トークパレット木曜日「スタンバイ・ブックナビ」

2011年04月14日(木)
 

文芸評論家の北上次郎こと、目黒考二さんにお薦めの本を紹介していただきました。

★すごい面白いミステリ小説。

★主人公は、ハリー・ブロックという売れない小説家。中年の作家で、ミステリからヴァンパイア小説、ポルノ小説まで、何でも書きまくって食いつないでいる男。

★この男のところにある日、一発逆転のチャンスが訪れる。きっかけはダリアン・グレイというニューヨークを震撼させた連続殺人鬼からの手紙。

★このダリアン・グレイは12年前にニューヨーク市内で4人の人間を惨殺して捕まって、死刑が確定しているが、一切、犯行を自供していない。
★その殺人鬼が、手紙で「あんたのファンだから小説を書いてくれないか。」「全部今までの犯行を自供する。特別に」と。そして、刑務所に会いに来ないかと。

★何にも自供していない男なので、そいつの告白本を出版すれば、大ベストセラーになるのは確実。売れない作家なので喜んで、刑務所に訪ねていく。

★そうすると、条件を出される。
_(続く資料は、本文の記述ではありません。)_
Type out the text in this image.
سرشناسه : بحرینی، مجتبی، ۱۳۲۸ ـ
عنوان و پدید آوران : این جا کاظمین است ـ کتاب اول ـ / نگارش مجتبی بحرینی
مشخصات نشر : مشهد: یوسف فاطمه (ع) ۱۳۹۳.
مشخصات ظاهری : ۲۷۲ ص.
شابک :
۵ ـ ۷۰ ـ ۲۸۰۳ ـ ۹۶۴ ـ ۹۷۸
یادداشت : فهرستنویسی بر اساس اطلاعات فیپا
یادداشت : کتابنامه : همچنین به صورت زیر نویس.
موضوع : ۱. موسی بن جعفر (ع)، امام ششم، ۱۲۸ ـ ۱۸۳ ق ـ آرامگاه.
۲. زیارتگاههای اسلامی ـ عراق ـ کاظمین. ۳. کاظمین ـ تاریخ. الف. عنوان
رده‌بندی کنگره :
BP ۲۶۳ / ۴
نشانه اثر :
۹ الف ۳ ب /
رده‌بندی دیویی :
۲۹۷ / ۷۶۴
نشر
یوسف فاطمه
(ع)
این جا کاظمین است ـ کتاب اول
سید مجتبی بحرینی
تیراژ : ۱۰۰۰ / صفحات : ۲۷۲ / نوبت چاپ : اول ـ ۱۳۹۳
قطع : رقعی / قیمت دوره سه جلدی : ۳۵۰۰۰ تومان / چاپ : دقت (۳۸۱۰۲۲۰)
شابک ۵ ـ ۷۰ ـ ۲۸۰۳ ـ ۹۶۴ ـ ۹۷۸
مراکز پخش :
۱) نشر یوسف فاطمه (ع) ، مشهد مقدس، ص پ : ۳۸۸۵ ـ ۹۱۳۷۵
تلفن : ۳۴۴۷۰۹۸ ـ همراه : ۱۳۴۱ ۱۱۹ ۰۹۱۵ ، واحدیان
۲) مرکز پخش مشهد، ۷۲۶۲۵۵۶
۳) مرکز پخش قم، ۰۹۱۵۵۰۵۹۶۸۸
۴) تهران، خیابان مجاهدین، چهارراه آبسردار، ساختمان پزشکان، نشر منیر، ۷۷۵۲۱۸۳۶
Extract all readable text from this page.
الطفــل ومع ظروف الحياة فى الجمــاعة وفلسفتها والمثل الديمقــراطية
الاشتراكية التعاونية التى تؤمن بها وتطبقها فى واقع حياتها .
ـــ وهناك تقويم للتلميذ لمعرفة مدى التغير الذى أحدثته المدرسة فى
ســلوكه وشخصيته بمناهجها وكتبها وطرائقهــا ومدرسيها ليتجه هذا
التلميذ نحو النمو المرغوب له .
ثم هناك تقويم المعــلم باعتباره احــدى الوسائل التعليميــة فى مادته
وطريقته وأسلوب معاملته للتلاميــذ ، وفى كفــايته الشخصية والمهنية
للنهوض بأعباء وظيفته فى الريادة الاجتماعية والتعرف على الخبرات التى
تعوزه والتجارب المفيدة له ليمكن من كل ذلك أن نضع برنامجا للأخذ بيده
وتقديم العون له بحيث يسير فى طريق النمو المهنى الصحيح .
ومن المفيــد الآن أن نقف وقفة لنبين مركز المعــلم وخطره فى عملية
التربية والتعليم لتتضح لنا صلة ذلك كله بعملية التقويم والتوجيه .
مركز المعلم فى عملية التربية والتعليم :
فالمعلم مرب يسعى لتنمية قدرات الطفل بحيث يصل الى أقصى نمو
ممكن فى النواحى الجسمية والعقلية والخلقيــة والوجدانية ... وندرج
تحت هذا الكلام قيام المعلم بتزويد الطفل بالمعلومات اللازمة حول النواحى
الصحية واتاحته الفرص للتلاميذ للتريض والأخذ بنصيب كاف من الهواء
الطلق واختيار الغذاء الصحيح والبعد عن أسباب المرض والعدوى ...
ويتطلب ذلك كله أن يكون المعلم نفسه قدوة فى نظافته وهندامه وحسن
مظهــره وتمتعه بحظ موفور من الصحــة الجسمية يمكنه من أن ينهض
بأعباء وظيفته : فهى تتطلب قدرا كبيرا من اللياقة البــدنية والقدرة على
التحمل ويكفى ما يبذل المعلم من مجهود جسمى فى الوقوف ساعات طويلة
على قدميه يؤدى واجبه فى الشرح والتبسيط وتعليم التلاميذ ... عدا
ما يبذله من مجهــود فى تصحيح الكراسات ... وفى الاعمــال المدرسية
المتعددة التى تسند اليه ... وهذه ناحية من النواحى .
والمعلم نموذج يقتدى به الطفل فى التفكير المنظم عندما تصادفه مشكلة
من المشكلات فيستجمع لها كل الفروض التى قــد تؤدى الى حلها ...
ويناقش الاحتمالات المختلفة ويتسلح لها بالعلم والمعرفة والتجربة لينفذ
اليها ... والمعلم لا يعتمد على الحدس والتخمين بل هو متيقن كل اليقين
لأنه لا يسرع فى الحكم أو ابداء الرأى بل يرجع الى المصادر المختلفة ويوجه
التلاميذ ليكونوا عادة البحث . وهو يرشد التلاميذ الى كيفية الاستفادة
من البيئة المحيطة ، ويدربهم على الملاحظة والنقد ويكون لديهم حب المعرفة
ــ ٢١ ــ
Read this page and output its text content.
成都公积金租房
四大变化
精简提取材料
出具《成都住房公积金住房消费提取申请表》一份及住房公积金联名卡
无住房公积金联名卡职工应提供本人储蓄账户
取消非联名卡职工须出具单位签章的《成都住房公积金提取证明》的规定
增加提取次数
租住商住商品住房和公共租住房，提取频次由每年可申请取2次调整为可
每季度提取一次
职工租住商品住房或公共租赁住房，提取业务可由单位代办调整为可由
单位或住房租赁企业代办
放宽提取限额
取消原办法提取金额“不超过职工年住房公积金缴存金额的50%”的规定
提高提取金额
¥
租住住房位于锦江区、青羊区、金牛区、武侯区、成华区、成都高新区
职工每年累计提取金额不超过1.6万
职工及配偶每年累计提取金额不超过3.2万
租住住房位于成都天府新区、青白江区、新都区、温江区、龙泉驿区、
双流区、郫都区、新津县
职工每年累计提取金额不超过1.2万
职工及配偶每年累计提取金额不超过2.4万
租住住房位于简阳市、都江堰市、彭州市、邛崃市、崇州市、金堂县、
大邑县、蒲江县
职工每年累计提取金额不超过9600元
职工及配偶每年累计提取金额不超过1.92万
それがちょっと奇妙な条件。
★ダリアン・グレイは残忍な殺人鬼だが、全米からファンレターが来る。その中から4人の女性をダリアン・グレイがピックアップするので、この4人に会いに行って欲しいという内容。
★そして、何をするかというと、会って取材をして、その女性とダリアン・グレイを主人公にしたポルノ小説を書いてくれ、と。1人1編で計4編、それを私に読ませろと。
★これをやってくれれば、1編ずつ書く毎に4分の1ずつ自供し、全部、特ダネをあげるというのがダリアン・グレイの申し出。
★とにかく大ベストセラー確実。とりあえず4人の女性に会いに行く。そして、話し方とか人となりを取材するだが、、、

★その後、残虐な殺人事件が相次ぐ。しかも、12年前のダリアン・グレイに似た手口で。おまけに主人公の作家は謎の何者かに命を狙われたりするので、降りかかる火の粉を払いのけるため、自ら犯人探しをしなきゃいけなくなってくる、、、という展開。

★ダリアン・グレイは刑務所にいてアリバイがあるが、真犯人が他にいるのか?

★凄くうまいのが、複雑なプロット。最近、ミステリを語る時に「どんでん返しがある」というとそれだけでネタばらし、と言われる時代なので、そうは言えないのだが、最近ちょっと珍しいくらいによく出来ていた。

★そして、もうひとつ。うまいのは、出てくるキャラクター。お主人公の作家は、結構いい加減な男で、凄く面白い。
★また、他にも、クレアという女子高生。主人公は、売れない作家なのでアルバイトとして家庭教師をやっているが、その教え子がクレア。頼りない主人公の尻を叩く。ビジネスパートナー的な存在になってくる。
★もうひとり、大事なのがダニエラというストリッパー。彼女は、ダリアン・グレイに殺された被害者の遺族の一人。双子の姉を殺された妹。他の被害者遺族がダリアン・グレイの伝記執筆に反対する中、彼女だけは主人公に協力する。
★つまり、売れない作家のハリー・ブロックは、クレアという女子高生とダニエラというストリッパーの2人の力を借りて、犯人探しをする、という構造になっている。

★最終的には、非常に単純に見えた話が凄い複雑な真実を含んでいた、という話なのですが、ここ最近ではないタイプのミステリ。デビュー作だが、ピカイチの出来。
★割と、近年のいいミステリは、文学的なあじわいを打ち出したものが多い印象だが、この小説はそれとは違い、完全なエンタテインメント。痛快!とにかく、そこがいい!